Awards and Nominations
Harris has won more than a dozen Grammy Awards, and she received the Grammy Lifetime Achievement Award in 2018. She has earned four International Bluegrass Music Association Awards: Album of the Year for "O Brother, Where Art Thou?" (2001) and "Down from the Mountain" (2002) and Collaborative Recording of the Year for "Will the Circle Be Unbroken, Volume III" (2003) and "Livin', Lovin', Losin': Songs of the Louvin Brothers" (2004). Emmylou won an Academy of Country Music Award for Album of the Year for "Trio" (shared with Dolly Parton and Linda Ronstadt) in 1987, and in 2011, she received the ACM's Cliffie Stone Pioneer Award. She earned Country Music Association Awards for Female Vocalist of the Year (1980), Vocal Event of the Year for "Trio" (1988), and Album of the Year for "O Brother, Where Art Thou?" (2001), and in 1999, she was honored with the Billboard Century Award at the Billboard Music Awards.

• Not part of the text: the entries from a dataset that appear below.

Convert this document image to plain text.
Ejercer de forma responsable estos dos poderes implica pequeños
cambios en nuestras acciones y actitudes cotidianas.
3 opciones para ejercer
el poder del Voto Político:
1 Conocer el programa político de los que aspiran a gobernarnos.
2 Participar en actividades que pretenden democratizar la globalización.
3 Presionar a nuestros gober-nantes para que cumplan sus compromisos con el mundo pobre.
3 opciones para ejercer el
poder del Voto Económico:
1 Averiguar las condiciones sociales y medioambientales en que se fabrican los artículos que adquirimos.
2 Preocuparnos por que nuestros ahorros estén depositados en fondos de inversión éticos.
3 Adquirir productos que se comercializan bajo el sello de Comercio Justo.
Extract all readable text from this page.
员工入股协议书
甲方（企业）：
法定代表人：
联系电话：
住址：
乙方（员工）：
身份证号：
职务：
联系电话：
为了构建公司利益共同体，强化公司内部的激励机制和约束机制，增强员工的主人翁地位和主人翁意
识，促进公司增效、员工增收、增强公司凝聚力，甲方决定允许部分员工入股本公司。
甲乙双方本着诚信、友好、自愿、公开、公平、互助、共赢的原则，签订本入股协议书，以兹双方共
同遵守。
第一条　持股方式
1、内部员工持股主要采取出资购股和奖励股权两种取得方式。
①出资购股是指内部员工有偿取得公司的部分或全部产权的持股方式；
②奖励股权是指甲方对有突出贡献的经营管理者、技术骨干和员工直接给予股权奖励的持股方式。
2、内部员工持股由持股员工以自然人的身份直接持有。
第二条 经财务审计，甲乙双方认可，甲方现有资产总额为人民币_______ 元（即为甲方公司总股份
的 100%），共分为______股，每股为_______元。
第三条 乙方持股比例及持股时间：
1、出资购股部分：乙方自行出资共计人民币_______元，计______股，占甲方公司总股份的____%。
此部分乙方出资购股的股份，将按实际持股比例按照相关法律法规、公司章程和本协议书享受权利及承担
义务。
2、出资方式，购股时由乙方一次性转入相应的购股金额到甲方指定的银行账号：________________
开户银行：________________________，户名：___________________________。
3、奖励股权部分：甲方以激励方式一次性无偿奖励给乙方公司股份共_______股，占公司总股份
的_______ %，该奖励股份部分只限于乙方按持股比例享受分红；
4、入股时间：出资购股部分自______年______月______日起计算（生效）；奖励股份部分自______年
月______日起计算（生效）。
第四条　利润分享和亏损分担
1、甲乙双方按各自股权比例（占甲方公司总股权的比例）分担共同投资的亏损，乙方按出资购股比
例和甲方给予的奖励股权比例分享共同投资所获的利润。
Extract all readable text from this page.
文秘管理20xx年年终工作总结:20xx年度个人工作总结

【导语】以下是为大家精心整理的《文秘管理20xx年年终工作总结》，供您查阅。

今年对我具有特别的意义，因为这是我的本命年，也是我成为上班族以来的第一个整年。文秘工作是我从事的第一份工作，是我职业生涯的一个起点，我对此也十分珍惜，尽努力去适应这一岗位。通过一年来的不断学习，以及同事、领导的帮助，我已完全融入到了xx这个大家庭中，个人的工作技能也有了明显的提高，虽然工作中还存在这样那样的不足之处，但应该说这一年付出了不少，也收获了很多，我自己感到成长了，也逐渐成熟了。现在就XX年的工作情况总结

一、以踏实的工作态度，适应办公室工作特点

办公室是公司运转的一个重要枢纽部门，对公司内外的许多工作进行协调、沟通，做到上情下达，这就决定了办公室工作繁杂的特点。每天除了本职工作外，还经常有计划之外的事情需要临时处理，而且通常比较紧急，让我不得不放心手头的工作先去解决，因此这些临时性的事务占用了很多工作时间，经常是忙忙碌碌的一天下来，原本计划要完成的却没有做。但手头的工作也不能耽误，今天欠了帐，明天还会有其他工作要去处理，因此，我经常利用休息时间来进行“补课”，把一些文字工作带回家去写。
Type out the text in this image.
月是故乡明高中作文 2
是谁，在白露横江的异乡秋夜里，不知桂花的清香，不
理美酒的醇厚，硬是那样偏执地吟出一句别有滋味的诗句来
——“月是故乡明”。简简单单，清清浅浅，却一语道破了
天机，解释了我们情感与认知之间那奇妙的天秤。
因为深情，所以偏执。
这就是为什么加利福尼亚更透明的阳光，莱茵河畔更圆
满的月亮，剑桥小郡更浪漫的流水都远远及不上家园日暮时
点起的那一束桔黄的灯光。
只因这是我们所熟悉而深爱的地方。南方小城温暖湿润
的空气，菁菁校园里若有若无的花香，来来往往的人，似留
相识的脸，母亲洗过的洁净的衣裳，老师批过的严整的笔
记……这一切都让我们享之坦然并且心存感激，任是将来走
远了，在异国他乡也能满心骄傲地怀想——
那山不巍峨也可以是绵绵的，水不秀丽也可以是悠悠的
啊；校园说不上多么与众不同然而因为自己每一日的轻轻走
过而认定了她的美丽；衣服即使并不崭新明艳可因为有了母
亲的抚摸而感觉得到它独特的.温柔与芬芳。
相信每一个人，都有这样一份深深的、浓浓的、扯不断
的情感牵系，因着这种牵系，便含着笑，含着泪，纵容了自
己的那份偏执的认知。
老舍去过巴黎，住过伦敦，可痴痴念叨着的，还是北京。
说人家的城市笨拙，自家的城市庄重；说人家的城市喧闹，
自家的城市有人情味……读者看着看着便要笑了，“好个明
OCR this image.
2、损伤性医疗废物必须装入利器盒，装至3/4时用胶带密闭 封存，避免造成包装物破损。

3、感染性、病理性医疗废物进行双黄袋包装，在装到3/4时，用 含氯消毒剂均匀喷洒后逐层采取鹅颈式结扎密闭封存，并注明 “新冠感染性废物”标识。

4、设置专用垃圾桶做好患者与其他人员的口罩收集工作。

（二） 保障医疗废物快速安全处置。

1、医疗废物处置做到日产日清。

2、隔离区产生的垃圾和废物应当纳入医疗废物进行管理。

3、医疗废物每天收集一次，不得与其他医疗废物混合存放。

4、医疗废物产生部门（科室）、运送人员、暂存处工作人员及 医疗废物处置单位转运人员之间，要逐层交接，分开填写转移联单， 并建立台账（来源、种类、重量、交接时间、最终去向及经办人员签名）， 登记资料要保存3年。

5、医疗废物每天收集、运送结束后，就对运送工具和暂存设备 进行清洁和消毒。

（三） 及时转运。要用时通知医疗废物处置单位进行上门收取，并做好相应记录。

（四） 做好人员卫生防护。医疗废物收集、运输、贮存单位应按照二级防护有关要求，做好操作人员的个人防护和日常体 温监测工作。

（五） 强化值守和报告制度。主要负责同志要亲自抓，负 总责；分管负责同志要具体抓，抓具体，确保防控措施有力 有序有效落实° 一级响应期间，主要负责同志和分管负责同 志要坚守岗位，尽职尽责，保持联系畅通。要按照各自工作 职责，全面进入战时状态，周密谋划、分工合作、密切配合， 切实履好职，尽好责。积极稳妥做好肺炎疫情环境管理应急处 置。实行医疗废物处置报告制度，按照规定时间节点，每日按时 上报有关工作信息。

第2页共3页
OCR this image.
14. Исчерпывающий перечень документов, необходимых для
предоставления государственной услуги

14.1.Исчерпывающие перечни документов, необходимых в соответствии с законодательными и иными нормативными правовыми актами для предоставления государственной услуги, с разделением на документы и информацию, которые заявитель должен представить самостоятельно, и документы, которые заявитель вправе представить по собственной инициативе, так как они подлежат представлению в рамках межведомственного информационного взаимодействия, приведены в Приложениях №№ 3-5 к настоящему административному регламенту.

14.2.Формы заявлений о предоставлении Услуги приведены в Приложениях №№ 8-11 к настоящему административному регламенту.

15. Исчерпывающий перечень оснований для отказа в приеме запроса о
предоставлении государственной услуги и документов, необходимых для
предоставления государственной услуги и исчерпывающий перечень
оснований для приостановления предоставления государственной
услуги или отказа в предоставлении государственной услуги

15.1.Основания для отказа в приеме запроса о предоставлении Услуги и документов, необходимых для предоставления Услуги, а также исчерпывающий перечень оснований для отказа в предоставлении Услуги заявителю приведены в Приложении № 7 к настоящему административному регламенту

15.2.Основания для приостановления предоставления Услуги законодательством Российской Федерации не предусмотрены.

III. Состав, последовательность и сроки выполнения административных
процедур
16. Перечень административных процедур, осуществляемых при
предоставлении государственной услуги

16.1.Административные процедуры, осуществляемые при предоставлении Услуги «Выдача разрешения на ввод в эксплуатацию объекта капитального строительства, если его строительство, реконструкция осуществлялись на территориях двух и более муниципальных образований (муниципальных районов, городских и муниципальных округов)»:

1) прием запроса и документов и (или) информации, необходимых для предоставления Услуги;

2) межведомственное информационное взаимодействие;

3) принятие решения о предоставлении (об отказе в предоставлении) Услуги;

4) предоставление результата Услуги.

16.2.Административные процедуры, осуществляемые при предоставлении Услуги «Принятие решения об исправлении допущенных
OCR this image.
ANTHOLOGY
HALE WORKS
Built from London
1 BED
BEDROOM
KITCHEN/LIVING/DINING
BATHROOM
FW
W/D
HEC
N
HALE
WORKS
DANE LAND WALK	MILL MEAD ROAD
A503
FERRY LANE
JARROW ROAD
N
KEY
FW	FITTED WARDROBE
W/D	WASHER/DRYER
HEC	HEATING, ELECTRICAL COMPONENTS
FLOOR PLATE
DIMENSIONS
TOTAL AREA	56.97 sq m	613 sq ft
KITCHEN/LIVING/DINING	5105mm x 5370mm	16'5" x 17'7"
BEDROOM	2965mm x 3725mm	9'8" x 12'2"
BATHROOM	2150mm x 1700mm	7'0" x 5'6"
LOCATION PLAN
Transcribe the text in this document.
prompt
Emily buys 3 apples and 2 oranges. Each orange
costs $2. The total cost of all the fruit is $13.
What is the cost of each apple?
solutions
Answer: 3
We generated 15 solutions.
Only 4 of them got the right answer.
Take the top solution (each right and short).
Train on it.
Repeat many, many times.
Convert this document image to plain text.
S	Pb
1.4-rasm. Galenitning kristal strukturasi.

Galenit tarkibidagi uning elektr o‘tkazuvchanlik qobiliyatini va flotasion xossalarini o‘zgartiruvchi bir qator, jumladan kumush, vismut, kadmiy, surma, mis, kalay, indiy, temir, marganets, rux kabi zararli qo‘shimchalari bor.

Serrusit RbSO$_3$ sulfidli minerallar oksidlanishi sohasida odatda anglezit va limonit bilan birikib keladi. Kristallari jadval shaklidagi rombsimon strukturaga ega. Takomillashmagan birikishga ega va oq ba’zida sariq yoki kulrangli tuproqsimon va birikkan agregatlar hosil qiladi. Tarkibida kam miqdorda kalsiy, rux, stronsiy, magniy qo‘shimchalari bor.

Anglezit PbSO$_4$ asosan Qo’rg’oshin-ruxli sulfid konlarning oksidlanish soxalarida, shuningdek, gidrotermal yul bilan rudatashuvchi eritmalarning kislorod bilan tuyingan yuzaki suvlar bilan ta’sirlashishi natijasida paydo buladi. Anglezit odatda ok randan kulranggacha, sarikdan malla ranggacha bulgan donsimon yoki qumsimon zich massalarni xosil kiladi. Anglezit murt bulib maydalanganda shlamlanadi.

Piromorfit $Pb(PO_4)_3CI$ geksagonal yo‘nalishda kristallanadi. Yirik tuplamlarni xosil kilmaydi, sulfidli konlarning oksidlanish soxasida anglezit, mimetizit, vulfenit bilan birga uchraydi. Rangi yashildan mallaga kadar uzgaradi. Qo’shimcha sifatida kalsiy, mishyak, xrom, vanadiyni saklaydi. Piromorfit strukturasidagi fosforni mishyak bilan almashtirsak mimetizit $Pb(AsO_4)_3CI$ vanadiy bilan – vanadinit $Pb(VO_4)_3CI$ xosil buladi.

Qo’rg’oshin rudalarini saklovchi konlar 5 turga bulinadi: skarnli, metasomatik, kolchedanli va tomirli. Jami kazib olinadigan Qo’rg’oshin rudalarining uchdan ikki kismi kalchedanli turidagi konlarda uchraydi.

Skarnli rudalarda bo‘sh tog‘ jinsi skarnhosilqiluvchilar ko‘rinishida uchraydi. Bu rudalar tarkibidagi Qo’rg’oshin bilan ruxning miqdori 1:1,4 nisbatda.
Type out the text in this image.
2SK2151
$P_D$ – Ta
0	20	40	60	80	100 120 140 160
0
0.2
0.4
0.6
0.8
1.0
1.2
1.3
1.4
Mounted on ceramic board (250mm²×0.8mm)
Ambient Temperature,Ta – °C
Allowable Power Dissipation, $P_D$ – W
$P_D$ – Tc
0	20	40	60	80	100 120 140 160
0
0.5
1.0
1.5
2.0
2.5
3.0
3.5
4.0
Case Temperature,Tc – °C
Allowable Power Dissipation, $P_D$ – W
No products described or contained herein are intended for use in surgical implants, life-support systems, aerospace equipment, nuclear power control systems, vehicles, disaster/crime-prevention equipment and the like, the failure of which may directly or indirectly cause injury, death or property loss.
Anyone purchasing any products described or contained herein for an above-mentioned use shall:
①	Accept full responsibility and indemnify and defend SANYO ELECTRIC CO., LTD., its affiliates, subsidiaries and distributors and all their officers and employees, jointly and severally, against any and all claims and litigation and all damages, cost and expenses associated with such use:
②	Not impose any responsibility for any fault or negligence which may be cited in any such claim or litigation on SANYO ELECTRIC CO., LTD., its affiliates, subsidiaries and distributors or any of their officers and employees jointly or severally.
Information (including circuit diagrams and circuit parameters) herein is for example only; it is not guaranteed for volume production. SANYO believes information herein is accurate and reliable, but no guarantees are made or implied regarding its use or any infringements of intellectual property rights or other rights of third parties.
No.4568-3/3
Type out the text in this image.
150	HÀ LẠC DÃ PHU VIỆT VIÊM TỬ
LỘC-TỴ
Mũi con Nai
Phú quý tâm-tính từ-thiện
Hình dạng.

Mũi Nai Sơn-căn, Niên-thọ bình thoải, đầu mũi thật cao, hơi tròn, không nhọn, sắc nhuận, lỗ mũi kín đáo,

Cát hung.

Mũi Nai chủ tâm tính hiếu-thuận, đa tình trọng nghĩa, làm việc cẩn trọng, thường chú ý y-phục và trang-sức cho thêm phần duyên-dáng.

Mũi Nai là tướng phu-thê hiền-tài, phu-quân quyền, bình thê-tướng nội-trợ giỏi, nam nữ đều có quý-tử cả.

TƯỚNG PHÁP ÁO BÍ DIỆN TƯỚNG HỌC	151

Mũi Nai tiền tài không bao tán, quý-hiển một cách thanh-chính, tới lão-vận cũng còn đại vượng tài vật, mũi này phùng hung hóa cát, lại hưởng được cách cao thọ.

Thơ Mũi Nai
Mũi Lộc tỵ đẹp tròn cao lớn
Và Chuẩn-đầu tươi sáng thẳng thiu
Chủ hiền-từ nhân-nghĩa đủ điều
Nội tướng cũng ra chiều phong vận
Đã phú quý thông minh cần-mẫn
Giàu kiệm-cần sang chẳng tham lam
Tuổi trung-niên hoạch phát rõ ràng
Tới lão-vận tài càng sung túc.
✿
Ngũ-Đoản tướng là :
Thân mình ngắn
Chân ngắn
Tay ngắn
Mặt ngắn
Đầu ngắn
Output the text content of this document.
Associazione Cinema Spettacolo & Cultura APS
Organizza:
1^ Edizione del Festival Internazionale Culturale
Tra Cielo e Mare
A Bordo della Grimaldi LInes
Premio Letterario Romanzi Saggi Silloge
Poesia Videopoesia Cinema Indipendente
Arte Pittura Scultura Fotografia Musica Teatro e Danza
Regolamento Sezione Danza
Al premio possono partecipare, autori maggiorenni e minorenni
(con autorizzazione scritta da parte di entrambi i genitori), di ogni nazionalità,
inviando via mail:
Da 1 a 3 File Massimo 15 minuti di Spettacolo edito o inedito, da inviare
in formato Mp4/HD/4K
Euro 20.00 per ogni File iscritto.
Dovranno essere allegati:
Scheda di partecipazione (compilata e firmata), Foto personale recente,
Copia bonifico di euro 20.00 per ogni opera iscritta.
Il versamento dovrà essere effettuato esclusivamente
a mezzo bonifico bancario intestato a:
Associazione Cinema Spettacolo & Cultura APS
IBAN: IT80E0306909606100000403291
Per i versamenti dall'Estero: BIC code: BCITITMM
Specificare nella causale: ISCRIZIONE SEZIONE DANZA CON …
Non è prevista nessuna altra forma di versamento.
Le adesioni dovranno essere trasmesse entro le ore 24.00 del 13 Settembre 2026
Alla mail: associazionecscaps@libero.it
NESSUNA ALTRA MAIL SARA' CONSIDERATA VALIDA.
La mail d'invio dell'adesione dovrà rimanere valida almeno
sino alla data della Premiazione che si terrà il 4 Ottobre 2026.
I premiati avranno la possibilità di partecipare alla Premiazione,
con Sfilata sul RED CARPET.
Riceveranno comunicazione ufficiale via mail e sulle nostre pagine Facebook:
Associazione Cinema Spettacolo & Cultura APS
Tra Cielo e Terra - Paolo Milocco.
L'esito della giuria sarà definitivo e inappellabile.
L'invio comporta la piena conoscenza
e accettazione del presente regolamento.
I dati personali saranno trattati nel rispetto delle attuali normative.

At the Americana Music Honors & Awards, Harris received a Lifetime Achievement Award in 2002, and she and Rodney Crowell won the Album of the Year award for "Old Yellow Moon" in 2013 and were named Duo/Group of the Year in 2013 and 2016. In 2006, Emmylou earned an Online Film & Television Association Award for Best Music, Original Song for "A Love That Will Never Grow Old" from "Brokeback Mountain" (shared with Gustavo Santaolalla and Bernie Taupin), and in 2015, she won a Polar Music Prize. She was inducted into the Grand Ole Opry in 1992 and the Alabama Music Hall of Fame in 2003, and in 2019, she received a star on the Hollywood Walk of Fame with Dolly Parton and Linda Ronstadt.
Real Estate
In November 1990, Emmylou paid $96,000 for a two-acre property in Nashville, Tennessee. She still owns this property, and today it is worth at least $3-5 million.